There was alarm in his face now. “Don’t tell me Barbara’s got another officer here—in the event I won’t go through with whatever it is she wants?”
“Sadly, this is a man who is also wanted by the police.”
I explained that Sister Hammond had transferred to Shropshire, where a private soldier had gone missing. “You may have seen him,” I said. “One of the days when you managed to escape. He was also trying to get away. Walking across the hills. I’d asked before. Do you remember?”
Major Findley frowned. “Sometimes I can’t remember things. When you cleaned my leg, I thought I was back in the hospital. I couldn’t understand why Maddie was there as well. When my head was clearer, I realized that I’d been wrong. That I’d seen you here the day the goat was brought in. I gave one of the maids a note for you.”
“Why did you shoot Mr. Warren?” I asked. “You’d been roaming the grounds, firing your revolver. You’d tied the goat out by the old barn. Why turn to murder?”
“I never shot anyone!” he said, taken aback. “Yes, I’d fired at trees, yes, I took the goat out. And tried to escape. Anything I could think of to get out of here. I wanted Barbara to believe I was hopelessly mad and send me back to Dorset. But I
never shot anyone, I don’t even know who this man Warren is.”

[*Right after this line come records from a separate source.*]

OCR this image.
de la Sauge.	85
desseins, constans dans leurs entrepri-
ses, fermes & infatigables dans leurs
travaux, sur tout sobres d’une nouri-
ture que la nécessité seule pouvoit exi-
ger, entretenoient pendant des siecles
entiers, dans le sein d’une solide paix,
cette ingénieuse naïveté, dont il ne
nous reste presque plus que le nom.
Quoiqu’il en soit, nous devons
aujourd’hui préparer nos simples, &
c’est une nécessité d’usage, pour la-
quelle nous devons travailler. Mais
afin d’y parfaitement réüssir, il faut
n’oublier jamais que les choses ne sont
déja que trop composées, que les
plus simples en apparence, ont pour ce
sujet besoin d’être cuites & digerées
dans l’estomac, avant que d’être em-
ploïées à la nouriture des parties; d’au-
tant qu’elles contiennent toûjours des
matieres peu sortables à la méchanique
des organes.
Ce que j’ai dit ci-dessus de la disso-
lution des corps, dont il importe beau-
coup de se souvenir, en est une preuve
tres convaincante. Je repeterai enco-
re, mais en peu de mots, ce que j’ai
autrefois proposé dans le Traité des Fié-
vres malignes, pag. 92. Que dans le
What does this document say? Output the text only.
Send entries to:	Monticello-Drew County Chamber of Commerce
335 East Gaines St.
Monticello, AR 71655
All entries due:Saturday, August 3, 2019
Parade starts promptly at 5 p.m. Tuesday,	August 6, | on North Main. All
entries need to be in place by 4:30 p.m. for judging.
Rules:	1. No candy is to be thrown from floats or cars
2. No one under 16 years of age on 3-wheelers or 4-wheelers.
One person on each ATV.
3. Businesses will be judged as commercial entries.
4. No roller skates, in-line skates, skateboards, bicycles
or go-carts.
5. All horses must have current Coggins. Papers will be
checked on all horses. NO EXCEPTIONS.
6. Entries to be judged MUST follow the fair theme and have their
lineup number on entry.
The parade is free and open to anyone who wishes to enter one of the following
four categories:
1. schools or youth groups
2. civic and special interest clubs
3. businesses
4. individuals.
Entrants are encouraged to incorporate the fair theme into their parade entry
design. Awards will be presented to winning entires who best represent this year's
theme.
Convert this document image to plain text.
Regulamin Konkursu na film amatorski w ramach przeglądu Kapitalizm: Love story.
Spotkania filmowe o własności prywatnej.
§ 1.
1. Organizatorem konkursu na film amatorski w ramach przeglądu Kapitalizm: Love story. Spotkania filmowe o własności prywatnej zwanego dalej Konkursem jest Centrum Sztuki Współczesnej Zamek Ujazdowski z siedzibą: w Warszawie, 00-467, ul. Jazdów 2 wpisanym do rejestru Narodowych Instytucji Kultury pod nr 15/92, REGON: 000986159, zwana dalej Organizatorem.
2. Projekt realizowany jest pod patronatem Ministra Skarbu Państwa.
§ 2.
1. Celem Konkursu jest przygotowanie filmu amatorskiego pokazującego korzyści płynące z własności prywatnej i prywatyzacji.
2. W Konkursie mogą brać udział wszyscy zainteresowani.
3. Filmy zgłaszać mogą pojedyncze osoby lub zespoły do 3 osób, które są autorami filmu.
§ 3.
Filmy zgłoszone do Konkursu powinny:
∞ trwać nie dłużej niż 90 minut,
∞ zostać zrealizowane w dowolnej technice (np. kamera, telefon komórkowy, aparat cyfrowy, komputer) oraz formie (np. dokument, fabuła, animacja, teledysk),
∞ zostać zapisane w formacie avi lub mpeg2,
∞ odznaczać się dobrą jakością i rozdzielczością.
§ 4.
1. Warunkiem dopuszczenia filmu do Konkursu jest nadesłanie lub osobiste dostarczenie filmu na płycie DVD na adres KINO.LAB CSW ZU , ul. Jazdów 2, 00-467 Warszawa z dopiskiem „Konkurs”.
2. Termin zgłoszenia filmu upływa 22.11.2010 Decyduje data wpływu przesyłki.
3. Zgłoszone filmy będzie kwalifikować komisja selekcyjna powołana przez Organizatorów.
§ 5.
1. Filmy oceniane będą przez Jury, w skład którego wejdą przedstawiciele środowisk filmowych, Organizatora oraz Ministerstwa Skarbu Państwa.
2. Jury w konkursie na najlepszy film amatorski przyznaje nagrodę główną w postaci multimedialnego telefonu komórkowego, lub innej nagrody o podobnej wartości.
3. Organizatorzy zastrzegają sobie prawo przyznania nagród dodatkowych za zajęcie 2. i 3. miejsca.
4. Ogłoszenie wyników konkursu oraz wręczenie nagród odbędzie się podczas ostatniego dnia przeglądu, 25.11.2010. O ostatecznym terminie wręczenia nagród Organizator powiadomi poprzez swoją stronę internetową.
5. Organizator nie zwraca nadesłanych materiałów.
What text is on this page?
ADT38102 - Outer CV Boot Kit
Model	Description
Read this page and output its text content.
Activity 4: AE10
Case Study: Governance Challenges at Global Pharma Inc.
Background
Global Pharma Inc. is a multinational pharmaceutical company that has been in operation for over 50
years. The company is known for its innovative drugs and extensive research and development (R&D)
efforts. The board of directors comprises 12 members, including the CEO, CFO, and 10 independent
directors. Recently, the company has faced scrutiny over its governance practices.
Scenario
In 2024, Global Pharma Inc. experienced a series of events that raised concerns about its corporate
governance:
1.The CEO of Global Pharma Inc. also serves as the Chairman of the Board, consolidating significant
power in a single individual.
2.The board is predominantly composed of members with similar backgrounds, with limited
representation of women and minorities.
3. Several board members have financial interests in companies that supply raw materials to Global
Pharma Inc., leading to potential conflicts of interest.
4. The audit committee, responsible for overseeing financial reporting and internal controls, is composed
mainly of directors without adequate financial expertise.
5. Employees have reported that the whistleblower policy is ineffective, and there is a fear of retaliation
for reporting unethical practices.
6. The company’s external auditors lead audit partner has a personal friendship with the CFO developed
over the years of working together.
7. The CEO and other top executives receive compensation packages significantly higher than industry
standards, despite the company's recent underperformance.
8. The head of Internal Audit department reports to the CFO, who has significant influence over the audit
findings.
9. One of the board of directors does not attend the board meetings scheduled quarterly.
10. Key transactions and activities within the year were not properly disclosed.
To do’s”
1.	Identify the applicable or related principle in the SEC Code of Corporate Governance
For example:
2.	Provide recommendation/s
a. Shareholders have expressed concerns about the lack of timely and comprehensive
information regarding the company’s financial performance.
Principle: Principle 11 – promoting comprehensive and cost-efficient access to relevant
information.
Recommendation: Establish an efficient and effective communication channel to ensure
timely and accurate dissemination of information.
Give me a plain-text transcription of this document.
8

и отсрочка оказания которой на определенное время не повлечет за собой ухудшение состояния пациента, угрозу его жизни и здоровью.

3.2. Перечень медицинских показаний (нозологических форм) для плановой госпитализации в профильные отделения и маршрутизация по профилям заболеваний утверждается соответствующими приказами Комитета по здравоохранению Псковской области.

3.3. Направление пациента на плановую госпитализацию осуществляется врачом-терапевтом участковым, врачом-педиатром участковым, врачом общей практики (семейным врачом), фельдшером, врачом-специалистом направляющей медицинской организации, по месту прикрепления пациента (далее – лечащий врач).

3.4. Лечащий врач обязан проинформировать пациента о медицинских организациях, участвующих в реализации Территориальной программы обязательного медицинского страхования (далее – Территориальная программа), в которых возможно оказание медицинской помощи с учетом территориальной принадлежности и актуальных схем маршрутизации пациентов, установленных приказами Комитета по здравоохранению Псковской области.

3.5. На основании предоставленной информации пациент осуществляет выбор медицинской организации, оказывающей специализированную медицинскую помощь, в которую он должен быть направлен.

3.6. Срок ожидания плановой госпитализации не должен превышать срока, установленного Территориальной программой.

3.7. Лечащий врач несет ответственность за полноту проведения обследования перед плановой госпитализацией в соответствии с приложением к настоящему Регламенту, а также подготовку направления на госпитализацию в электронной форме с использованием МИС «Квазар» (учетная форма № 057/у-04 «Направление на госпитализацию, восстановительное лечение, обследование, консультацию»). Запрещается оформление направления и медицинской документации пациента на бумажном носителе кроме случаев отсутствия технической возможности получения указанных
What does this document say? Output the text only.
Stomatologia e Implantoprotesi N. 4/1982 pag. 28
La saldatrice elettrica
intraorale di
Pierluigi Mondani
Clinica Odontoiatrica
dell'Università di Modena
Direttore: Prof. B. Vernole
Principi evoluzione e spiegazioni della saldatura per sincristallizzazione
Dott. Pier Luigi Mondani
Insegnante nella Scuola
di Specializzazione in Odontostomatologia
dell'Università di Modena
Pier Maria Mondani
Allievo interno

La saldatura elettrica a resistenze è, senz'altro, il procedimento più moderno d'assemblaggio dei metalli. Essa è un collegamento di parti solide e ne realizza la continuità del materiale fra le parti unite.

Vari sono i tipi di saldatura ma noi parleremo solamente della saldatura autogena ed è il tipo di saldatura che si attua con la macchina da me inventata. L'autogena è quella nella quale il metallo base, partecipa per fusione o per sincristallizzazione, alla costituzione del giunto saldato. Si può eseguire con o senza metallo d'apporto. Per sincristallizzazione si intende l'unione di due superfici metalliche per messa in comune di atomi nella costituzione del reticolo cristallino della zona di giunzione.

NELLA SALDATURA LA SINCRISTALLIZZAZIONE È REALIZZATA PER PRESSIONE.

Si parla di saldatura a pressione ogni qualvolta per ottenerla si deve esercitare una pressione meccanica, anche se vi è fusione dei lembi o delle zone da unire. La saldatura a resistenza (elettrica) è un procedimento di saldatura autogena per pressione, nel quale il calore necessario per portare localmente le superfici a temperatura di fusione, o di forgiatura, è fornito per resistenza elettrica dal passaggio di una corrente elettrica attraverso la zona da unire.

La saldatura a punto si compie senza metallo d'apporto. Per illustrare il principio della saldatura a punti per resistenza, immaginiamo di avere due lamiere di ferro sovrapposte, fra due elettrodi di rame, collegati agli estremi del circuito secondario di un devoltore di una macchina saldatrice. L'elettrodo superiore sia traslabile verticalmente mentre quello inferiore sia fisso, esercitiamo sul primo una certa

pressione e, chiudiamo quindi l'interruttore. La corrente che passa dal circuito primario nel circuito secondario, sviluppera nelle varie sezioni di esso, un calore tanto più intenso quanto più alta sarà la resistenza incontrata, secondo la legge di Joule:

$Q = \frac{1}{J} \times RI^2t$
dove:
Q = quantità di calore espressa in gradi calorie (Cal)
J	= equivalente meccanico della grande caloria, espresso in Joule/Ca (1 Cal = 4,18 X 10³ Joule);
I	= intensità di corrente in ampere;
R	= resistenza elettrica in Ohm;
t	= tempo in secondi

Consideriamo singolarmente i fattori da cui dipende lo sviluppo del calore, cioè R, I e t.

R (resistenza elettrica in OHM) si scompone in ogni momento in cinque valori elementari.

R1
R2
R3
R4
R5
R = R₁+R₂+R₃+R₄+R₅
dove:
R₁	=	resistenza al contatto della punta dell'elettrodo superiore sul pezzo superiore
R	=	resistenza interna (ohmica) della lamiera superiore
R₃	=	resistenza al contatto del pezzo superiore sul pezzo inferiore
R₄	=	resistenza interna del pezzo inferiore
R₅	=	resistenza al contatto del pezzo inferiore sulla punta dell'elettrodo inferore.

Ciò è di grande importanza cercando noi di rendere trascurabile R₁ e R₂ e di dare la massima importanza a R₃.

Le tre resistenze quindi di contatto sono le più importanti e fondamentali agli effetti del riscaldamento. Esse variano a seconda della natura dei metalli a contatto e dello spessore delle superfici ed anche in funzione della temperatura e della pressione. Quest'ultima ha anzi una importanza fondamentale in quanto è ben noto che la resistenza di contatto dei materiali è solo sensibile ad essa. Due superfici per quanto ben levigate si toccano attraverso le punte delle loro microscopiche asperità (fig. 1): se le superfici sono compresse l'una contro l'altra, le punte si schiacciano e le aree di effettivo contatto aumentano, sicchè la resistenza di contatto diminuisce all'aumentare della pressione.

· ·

“The miller,” Simon put in. “He was on the road just beyond the gates. Someone fired at him from the old barn.”
“My God, I wanted to leave, not to find myself in the hands of the hangman. I only used the revolver well out of the way of hitting anyone. I swear to you.”
“Perhaps you thought you were back in France,” I suggested.
“I was never shell-shocked.” He leaned forward and parted his thick hair. “Do you see? It was a head wound.”
I could see the line of the scar, still raised and red. I believed him. The shock in his face was real. And he was right, killing Mr. Warren would see him in prison.
I said before I could stop myself, “Do you care for her? At all? I must know if I’m to do anything to help you.”
His face changed. “I could. Given the chance. But not like this. Not as a prisoner here. I hardly see her. I think she knows how I feel. And still she won’t let me go.”
“Is she in love with you?”
“How could she be? I’m a convenience, like a new carpet sweeper or motorcar.” He saw my expression. “If she marries a man who isn’t right in his head, she won’t lose this house, her fortune, anything. She’ll control him, and through him, her money.”
“On the other hand, if you weren’t right in your head—and it got worse—you could take the opportunity for a little revenge, and shut her up here. Who would stop you?”
“Dear God, that never occurred to me.” He rubbed his forehead, taking in the possibility I’d outlined. “I just wanted to leave here, I’m not interested in revenge.”
“Do you have any family, Major? Anyone we could call to come and take you with them?”